Put all ingredients in a mixing bowl and gently fold together Once the cucumber is coated by the yoghurt, garlic,and mint leave to stand covered in the fridge at leat 30 minutes before serving, so the flavours can marry.
                    This next dish is very homey, but special, even, somewhat extravegant for everyday. It is a comfort food that is nice enough for company. What makes it extravegant? It's the shoulder of lamb .

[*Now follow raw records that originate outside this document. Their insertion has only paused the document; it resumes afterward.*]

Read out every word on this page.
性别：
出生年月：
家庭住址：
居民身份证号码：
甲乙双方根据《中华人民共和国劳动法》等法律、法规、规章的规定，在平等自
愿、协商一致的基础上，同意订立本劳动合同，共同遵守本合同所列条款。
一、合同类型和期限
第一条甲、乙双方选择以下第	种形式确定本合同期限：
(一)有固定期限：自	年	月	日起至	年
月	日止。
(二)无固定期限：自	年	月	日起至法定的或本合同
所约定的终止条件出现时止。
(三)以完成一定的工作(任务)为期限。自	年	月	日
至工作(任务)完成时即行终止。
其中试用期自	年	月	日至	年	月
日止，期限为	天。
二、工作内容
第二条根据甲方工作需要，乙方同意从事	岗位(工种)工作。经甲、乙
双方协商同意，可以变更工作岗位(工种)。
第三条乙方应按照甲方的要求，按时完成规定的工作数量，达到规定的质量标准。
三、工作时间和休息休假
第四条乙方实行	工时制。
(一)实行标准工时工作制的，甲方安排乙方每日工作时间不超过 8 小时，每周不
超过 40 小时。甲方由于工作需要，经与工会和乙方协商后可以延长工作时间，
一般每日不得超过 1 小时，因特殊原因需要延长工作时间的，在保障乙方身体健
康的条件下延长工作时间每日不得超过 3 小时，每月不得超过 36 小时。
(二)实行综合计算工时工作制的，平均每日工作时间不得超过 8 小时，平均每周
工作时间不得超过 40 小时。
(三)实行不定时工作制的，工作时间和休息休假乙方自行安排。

                                                    Lahma Bi Khal
                                   Lamb Stew with Vinegar and Eggplants
                        1 pound baby onions or shallots
                        2 pounds boned shoulder of lamb
                        Extra Virgin Olive Oil
                        8 cloves of garlic
                        Salt and pepper to taste
                        A pinch of grount cinnamon
                        1/2t. ground allspice
                         Honey to taste
                        3 medium eggplants
                        4 T. wine vinegar
                         1 T. crushed, dried mint
Steam the baby onions for about 5 minutes in a basket steamer placed in a covered sauce pan with about a half inch of boiling water. The onion's skins should slide right off once they are cool enough to handle.Cut the meat in to about 8 pieces, brown in a t. of oil till it releases quite a bit of fat. Lift it out and set a side. Fry the onions and garlic in this fat untill golden. Remove and set aside.Drain the fat from the pan and return the meat. Cover with water and remove any scum that forms on top. Add the garlic and onions, the spices. honey and simmer for1&1/2 hours untill the meat is tender, if necessary, add water so the meat stays well covered. Cut the eggplants into 1/2 inch  rounds and grill them in a grill pan. They need to be marked and just beginning to soften. Add the vinegar and the mint to the meat and simmer covered for 10 minutes. Remove cover and add eggplants and simmer for 30 minutes more. Serve this stew over a bed of boiled and salted barley or burgul wheat.

                I hope you try these dishes, and when you do, remember that these were the foods known to our Great Forefather, weather you know him as Abraham, or Ibrahim, and think how much we all have in common.